MRES’ concerns have less to do with the revenue-sharing portion of agreements than with their possible implications for transmission cost allocation within the MP pricing zone. Chief among of those concerns is whether ambiguous language in the settlement opens the door for ALLETE to eventually roll costs related to the 500-kV Great Northern line into its revenue requirement, a move MRES said should be prohibited under MISO’s Tariff because the project is participant-funded.

ALLETE and GRE counter that MRES is pursuing its concerns under the wrong proceeding — that the revenue-sharing methodology under the zonal agreements represents a separate issue from Great Northern’s cost allocation.
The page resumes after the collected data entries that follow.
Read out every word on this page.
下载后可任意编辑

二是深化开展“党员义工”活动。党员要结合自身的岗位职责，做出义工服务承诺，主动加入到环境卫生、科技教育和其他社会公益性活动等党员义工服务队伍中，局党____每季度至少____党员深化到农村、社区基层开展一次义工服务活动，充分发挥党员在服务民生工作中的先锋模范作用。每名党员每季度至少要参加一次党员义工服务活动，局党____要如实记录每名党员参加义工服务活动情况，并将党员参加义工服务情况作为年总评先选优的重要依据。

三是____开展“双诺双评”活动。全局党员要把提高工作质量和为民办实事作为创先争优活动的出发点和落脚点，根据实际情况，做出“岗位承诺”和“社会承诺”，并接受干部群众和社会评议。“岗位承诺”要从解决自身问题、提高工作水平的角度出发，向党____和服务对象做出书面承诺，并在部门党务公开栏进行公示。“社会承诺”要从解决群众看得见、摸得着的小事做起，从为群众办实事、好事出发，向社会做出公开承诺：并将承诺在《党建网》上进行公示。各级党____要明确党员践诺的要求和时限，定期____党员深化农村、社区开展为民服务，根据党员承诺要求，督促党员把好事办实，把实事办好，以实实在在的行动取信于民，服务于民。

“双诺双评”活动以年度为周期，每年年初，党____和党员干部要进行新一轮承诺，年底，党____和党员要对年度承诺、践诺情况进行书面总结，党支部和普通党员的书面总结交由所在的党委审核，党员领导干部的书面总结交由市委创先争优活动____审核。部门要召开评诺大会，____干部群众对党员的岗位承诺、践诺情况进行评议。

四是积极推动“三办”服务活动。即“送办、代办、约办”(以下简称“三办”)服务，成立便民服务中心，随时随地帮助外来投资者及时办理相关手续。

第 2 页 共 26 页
The companies say MRES should raise allocation concerns under the Tariff’s Attachment O protocol, which deals with project cost recovery.

The two companies also defended the settlement process and its outcome, saying their agreements “worked within the context” of MISO’s Transmission Owner Agreement, which spells out how transmission revenue should be distributed in pricing zones with multiple transmission owners.

“MRES’ protest, at best, reflects a misunderstanding of the process used to negotiate the zonal agreements as well as such agreements’ fundamental purpose,” the companies said.

ALLETE and Great River insist that if they “had not resolved their differences, they would have been forced to litigate complex and fact-intensive issues” regarding MISO pricing zone boundaries, asset classification for cost allocation purposes and revenue sharing for select facilities and load within the MP pricing zone.

“This litigation likely would have taken years and resources away from all parties (including MISO and commission staff), who all may prefer to focus on other areas,” the companies said.